Tripoli participe à la lutte contre les flux migratoires

Tripoli s’engage alors à laisser les Italiens participer à des patrouilles mixtes dans les eaux territoriales libyennes, ce que ‘’le Guide’’ refusait jusque-là. L’Italie obtient également le droit d’installer des radars sur le littoral libyen. Les années suivantes prouveront comment Mouammar Kadhafi a su, au mépris de ces accords, jouer de ce levier migratoire pour faire pression sur l’Europe, sans grande considération pour le sort des candidats à l’émigration.

En 2009, Mouammar Kadhafi est à son tour à Rome où il est reçu en grande pompe par Silvio Berlusconi. Il reviendra à nouveau un an plus tard célébrer le deuxième anniversaire de l’accord précité, accompagné cette fois d’une troupe berbère composée de 30 chevaux pur-sang et de leurs cavaliers. Cette fois encore, Silvio Berlusconi met les petits plats dans les grands.

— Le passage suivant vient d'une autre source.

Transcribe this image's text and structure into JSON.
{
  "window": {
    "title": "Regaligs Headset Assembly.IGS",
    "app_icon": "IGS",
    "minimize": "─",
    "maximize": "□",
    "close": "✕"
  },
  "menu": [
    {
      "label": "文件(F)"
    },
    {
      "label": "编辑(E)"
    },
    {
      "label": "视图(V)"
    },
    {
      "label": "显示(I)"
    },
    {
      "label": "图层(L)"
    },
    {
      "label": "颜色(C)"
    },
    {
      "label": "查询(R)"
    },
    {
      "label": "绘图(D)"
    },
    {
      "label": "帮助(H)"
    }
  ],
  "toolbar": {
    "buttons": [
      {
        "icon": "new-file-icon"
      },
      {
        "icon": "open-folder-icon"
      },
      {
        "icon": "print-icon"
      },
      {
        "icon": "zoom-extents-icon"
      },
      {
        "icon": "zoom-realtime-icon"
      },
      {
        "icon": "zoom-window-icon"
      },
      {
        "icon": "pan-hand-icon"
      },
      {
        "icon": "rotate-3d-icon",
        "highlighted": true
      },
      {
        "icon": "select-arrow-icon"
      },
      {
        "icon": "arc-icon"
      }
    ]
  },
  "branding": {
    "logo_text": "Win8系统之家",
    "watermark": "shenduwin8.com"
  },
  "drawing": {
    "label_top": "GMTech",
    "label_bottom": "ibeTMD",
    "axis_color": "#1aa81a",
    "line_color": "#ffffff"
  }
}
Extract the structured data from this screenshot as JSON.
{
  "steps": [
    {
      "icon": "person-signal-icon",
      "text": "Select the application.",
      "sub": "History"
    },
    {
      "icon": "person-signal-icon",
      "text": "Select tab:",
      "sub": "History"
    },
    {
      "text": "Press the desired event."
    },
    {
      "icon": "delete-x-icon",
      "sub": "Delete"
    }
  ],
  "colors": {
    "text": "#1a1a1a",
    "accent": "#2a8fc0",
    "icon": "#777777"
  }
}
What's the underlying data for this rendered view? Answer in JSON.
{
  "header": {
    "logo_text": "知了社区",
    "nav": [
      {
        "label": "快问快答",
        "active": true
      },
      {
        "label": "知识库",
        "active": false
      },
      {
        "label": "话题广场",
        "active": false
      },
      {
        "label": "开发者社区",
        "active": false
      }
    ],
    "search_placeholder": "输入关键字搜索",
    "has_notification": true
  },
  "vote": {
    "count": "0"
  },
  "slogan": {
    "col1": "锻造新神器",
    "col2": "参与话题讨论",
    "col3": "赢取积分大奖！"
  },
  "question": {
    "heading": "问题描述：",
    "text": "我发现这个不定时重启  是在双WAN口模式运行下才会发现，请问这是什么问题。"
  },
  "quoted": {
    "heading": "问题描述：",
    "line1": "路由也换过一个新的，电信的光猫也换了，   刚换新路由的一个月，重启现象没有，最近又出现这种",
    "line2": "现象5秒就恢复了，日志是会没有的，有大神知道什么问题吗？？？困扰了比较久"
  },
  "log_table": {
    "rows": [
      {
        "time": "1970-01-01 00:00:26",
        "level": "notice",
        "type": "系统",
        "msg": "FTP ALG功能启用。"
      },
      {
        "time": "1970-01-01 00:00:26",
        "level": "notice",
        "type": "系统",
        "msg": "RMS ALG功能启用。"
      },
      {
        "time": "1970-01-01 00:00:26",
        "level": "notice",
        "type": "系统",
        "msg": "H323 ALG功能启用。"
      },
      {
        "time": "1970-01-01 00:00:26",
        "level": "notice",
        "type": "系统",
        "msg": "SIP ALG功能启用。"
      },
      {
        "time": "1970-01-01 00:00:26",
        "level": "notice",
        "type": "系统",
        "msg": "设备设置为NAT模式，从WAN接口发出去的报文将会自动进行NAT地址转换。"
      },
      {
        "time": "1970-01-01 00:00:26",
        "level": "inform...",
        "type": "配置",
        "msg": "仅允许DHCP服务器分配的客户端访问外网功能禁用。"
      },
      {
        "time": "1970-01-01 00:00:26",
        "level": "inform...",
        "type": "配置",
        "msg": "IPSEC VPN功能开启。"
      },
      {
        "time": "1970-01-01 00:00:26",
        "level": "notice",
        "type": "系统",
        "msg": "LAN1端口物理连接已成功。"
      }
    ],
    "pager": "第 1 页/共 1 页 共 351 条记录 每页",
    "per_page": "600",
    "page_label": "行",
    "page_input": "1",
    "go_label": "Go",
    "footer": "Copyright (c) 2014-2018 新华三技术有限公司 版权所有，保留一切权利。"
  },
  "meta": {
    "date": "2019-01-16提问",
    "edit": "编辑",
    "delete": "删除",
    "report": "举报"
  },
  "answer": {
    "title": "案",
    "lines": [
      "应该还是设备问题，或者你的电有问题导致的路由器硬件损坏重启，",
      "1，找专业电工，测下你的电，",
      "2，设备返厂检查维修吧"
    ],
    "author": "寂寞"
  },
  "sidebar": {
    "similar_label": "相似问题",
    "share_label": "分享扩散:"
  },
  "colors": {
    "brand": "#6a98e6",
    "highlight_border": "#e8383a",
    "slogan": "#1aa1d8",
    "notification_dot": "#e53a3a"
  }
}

L’Italie est devenue au nom de ce rapprochement le troisième importateur de la Libye. Les Libyens investissent massivement en retour dans des entreprises italiennes. Quelques heures avant l’arrivée du colonel Kadhafi à Rome, le directeur général d’Eni, Paolo Scaroni, qualifie la Libye de ‘’pupille des yeux’’ du groupe pétrolier national italien. En février 2011, quand éclate la bataille de Benghazi, premier acte de la chute de Kadhafi, Silvio Berlusconi sera le seul dirigeant européen à continuer à parler directement avec le chef de l’État libyen.

Sarkozy, le détracteur commun à Berlusconi et Kadhafi  

Une décision de Nicolas Sarkozy d’intervenir très rapidement en Libye en mars 2011 a indisposé l’Italie, qui a plus longuement hésité avant de lâcher le colonel Kadhafi. Et c’est une vraie campagne anti-Français qui s’est alors déchaînée dans la presse populaire italienne, accusant la France d’être intervenue en terre libyenne, non pas pour sauver les civils libyens, mais pour des intérêts purement économiques. ‘’A eux le pétrole, à nous les clandestins!’’, titrait il y a peu un journal italien.

’Beaucoup d’émotion, mais peu de réalité’’, minimisait l’Elysée. Les positions de la France et de l’Italie vont se rapprocher plus tard sur le dossier libyen. Toutes deux avaient reconnu l’opposition libyenne, et avaient envoyé des conseillers militaires en Libye. Et l’Italie avait entre-autre accepté de mener avec ses avions des frappes ciblées en Libye.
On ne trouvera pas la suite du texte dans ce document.